The sale of homes and the signing of permits suffered a notable correction during the months of confinement. This resulted in a drop in residential prices in 2Q20 and 3Q20, the first time since 2015. The correction could continue in 2021, although a recovery is possible towards the second half of the year.
- Monthly house sales are at around 2019 levels, after the correction suffered during the first stage of confinement at the beginning of covid-19. However, in the year to September, it still falls by 21.6% YoY.
- During the pandemic, the signing of mortgages decreased less than sales. In the first nine months of the year, mortgages fell by 16.2% YoY.

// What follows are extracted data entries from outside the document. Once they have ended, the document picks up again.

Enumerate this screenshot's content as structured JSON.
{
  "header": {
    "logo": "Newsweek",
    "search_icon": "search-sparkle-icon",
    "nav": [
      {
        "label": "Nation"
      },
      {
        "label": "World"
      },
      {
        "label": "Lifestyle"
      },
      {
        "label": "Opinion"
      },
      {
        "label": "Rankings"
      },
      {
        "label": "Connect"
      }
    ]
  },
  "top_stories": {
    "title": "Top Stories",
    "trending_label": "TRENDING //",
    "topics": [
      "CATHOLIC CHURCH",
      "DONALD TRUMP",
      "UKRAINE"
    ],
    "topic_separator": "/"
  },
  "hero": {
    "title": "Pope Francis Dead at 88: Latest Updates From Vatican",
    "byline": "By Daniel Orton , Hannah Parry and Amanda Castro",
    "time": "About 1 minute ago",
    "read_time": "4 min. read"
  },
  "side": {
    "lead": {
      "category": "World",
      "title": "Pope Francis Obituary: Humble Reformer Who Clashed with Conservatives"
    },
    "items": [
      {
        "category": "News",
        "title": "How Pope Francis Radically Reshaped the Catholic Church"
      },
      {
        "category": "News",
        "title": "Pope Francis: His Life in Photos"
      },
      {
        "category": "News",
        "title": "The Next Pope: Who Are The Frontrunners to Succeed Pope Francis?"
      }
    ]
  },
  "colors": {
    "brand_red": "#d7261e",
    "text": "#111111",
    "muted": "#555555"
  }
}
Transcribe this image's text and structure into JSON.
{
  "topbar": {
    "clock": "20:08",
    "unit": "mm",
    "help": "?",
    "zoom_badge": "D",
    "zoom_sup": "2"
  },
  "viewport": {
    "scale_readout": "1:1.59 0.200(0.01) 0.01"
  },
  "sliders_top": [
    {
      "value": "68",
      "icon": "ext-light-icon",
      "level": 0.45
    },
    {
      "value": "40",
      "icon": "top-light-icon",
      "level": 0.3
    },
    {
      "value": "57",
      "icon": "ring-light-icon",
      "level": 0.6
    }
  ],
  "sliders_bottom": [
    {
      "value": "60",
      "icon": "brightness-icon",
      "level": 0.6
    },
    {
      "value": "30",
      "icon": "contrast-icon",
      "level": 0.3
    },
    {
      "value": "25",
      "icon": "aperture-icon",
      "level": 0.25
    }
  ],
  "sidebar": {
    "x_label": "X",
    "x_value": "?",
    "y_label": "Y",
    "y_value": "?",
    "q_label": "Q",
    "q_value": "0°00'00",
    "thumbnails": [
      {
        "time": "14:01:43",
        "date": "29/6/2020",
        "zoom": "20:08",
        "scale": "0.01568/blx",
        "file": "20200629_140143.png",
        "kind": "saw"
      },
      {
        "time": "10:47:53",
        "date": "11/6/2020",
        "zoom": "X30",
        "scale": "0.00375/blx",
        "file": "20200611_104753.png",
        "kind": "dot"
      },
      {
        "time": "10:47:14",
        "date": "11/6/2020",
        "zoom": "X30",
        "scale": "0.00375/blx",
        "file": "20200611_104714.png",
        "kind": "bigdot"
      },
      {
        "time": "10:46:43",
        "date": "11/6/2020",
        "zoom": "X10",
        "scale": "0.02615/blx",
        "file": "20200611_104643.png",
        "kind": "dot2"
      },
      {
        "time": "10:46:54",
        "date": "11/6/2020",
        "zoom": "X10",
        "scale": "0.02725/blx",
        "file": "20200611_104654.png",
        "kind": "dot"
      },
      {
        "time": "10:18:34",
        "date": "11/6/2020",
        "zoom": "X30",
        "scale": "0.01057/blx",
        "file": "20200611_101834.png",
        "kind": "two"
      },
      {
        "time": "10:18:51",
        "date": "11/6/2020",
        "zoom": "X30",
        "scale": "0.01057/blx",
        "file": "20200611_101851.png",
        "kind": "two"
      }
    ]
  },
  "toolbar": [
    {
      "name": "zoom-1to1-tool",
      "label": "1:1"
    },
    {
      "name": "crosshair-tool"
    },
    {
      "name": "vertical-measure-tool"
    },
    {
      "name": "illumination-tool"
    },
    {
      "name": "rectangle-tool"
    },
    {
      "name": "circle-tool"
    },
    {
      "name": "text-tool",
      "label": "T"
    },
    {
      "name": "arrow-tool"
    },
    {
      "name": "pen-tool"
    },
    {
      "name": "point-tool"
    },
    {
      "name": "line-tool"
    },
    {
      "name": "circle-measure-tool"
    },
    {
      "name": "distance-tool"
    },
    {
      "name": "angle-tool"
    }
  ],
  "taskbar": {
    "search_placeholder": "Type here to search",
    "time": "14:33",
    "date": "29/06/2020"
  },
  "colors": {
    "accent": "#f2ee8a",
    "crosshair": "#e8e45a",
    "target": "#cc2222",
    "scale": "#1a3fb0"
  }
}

- The signing of permits contracted in the first nine months of the year due to the uncertainty surrounding legislation in the sector and the negative impact of covid-19. Between January and September 2020, permits fell by 23.6% YoY.
- Housing price growth has been moderating in the first half of 2020. In fact, the MITMA series already reflects a year-on-year price decline in 2Q20 (-1.7%) and 3Q20 (-1.1%).
- In 2021 the housing market will have both positive factors (the recovery of the economy and favourable financing conditions) and negative factors (the still high uncertainty, especially in the first part of the year, and foreign demand may take time to normalise). Thus, both sales and prices could fall in the coming year, although a recovery is possible towards the second half of the year.